Jesus has something much better to offer than physical healing. He offers us life forever. He offers us the opportunity to live directly in the presence of the Source and Author of all life. As I grow in my own faith, I am realizing slowly that this is a much better reason to want a relationship with Jesus. I want to enjoy his presence, to love, worship, and obey him. I want to bring glory and honor to his name. I want others to know him the way I am learning how to know him. There’s a healthy dynamic to this kind of relationship. There’s nothing better in this world.

When my parents were living, their last years were not easy ones. They were growing sick and infirm. They were dying. I prayed for their healing but it was not forthcoming. But now they are well. They are healed. They will never get sick again or suffer again. They are reunited with loved ones. They are living directly in the Lord’s presence. I think that is a much more satisfactory answer to my prayers for healing than the superficial answers for which I prayed. Sure I miss them but love always desires the best for its beloved, even if it is desired now in faith, and I can think of nothing better than to be able to live with this God of ours who loves us and gave himself for us to make that possible.

Think on these things during this Lenten season.

The War Christians Fight

You have heard guarded against great sins like adultery or murder. You do not steal other people’s goods. You do not blaspheme. You do not give false testimony. All these are mountainous sins. But what about the small ones? You have gotten rid of the mountain; take care lest you be buried by the sand.

—Augustine, Commentary on Psalm 39, 22

A Prayer for the Third Sunday in Lent

Almighty God, you know that we have no power in ourselves to help ourselves: Keep us both outwardly in our bodies and inwardly in our souls, that we may be defended from all adversities which may happen to the body, and from all evil thoughts which may assault and hurt the soul; through Jesus Christ our Lord, who lives and reigns with you and the Holy Spirit, one God, for ever and ever. Amen.

A Great Help

You will find it a great help [to] say over and over to yourself and to your God, “Lord, I am yours; I do yield myself entirely to you, a I believe that you take me. I leave myself with you. Work in me all the good pleasure of your will, and I will only lie still in your hands and trust you.” Make this a daily, definite act of your will, and many times a day repeat it, as being your continual attitude before the Lord. Sooner or later, you will find in practical experience that he has affirmed you to be one of his peculiar people, and will enable you to keep all his commandments, and that you are being made into “a holy people to the Lord, as he has spoken.”

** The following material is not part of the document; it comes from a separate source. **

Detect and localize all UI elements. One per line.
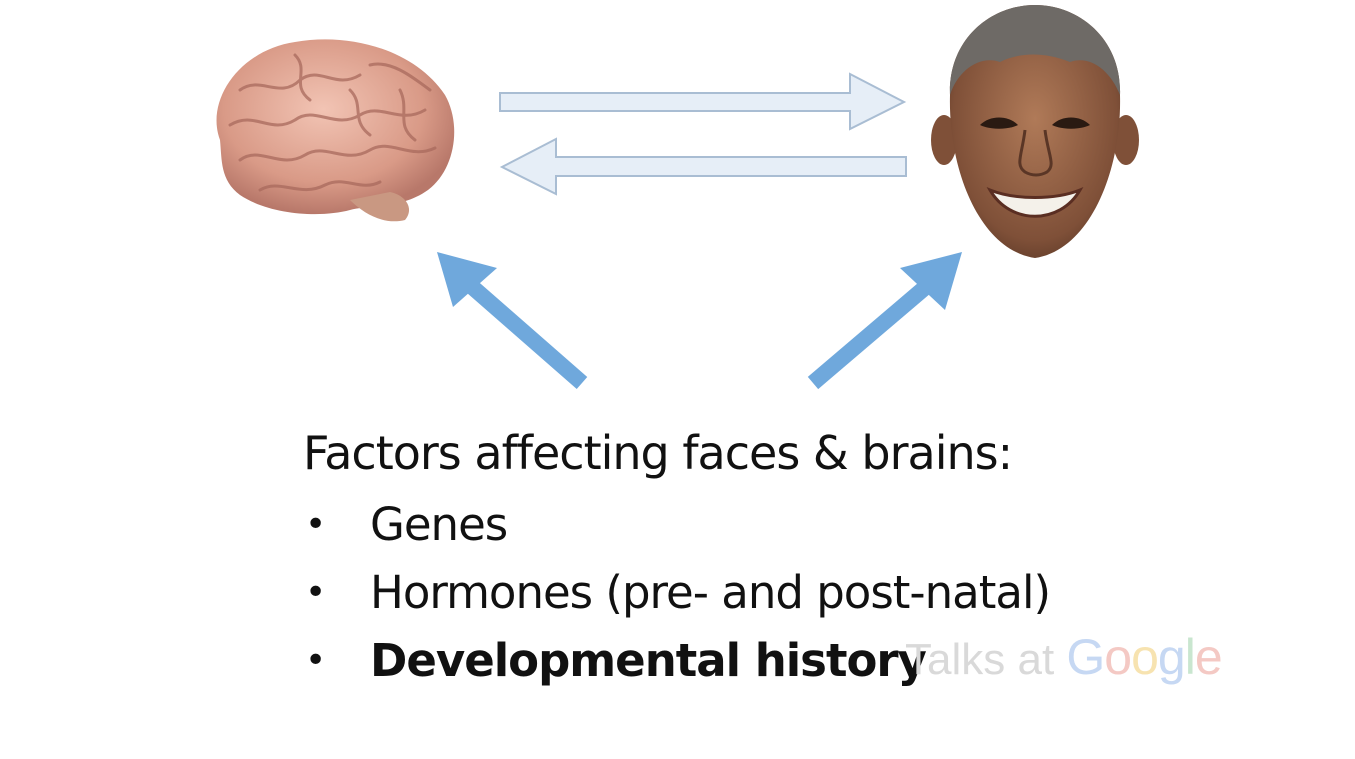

—Hannah Whitall Smith, The Christian’s Secret of a Happy Life

An Abudance That Leads to Obedience

In the Canticle (5:1), the bridegroom invites us, his friends, to “drink deep and get drunk”. That is the context for all our discipline, our ascetic efforts, our self-sacrifice. God himself, like a shrewd taverner, has come to us first, to seduce us from the narrow path of worldly duty, to know the sweetness of his love. Are we ready to be the prodigal come home, welcomed with a party? Or are we going to insist on being the good boy, the elder brother, prepared only to do his duty, but not to celebrate the feast of love?

—Simon Tugwell, Prayer

Desiring God

Listen, O Lord, to my prayers. Listen to my desire to be with you, to dwell in your house, and to let my whole being be filled with your presence. But none of this is possible without you. When you are not the one who fills me, I am soon filled with endless thoughts and concerns that divide me and tear me away from you. Even thoughts about you, good spiritual thoughts, can be little more than distractions when you are not their author.

Every day I see again that only you can teach me to pray, only you can set my heart at rest, only you can let me dwell in your presence. Let me wait patiently and attentively for that hour when you will come and break through all the walls I have erected. Teach me, O Lord, to pray. Amen.